Der Sprecher des Bundesinnenministeriums betonte am Dienstag, dass der Gerichtshof in einem "Einzelfall" in Österreich entschieden habe, weshalb sich der Beschluss nicht auf deutsche Verfahren auswirke. "Es gibt keine allgemeingültige Entscheidung, die für ganz Europa gilt." Aus Deutschland sind 2021 bislang 167 Menschen nach Afghanistan abgeschoben worden.
Gewalt gegen Zivilisten nimmt seit Beginn des Truppenabzugs zu
Am Hindukusch erobern die radikal-islamischen Taliban derzeit immer mehr Territorium. Die Vereinten Nationen warnten zuletzt vor einem dramatischen Anstieg der zivilen Opfer. So seien seit Beginn des Jahres bis Ende Juni 1.659 Zivilisten getötet und 3.524 Menschen verletzt worden.
Seit Beginn des Truppenabzugs Anfang Mai hat die Gewalt gegen Zivilisten den Angaben nach noch einmal zugenommen. Das UN-Kinderhilfswerk Unicef teilte in Kabul mit, dass ein zwölfjähriger Junge in der nördlichen Provinz Faryab ausgepeitscht worden sei.

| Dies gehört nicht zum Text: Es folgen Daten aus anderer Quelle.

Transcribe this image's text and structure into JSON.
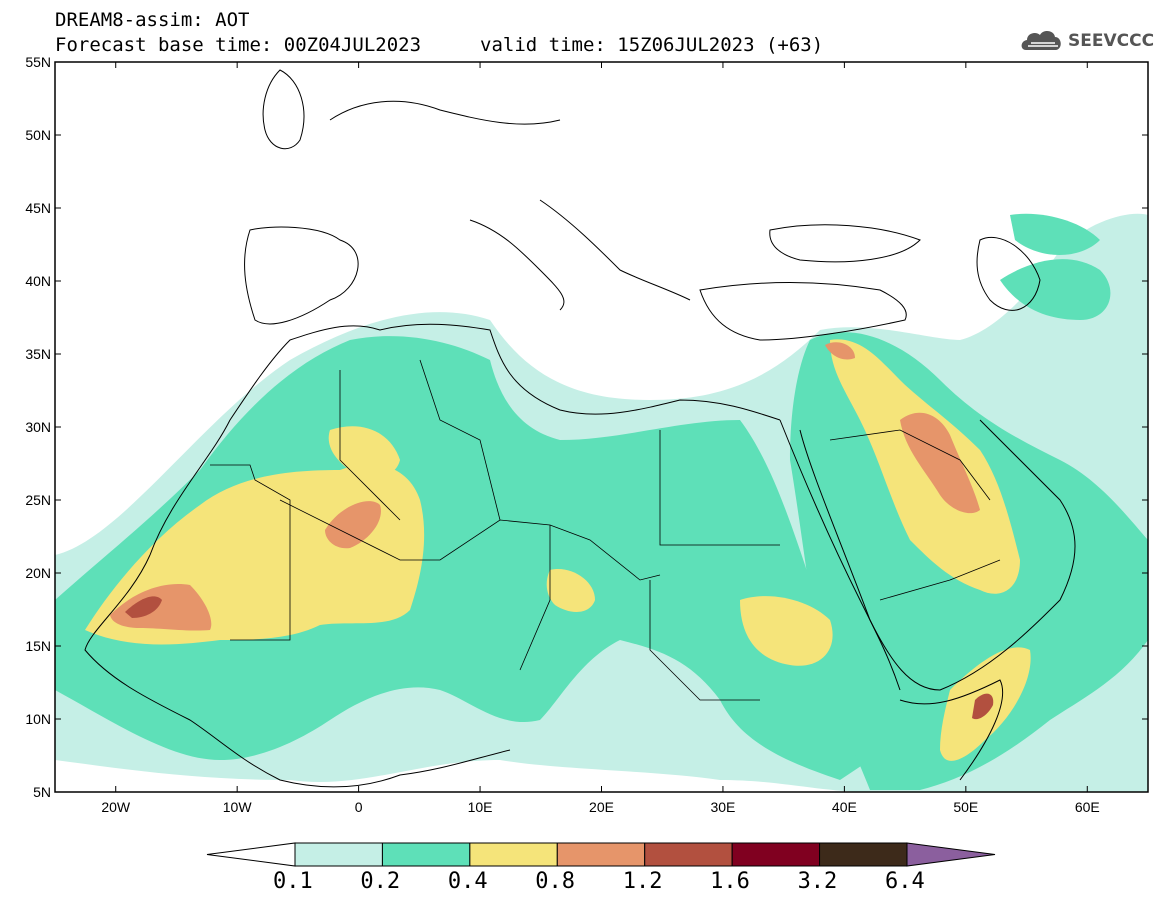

Zuletzt warnte auch das Kinderhilfswerk "Save the Children" vor der zunehmenden Gewalt gegen Jungen und Mädchen. Demnach flohen seit Anfang Juni etwa 80.000 Kinder vor der Gewalt im Land. Friedensgespräche zwischen den afghanischen Konfliktparteien sind ohne Ergebnis geblieben.
Taliban bekannten sich zum Anschlag auf Politiker
Bei den Explosionen vom Dienstagabend handelte es sich laut dem TV-Sender Tolo News zunächst um die Detonation einer Autobombe nahe der Residenz von Verteidigungsminister Mohammadi im Scherpur-Viertel, wo viele wichtige Minister, Politiker und hohe Militärs wohnen.
Nahezu zeitgleich wurde auch das in der Nähe gelegene Haus des Parlamentariers Mohammad Azim Mohseni angegriffen. Mohammadi und Mohseni befanden sich zur Zeit des Attentats nicht in ihren Häusern. Die Taliban bekannten sich zu den Attacken.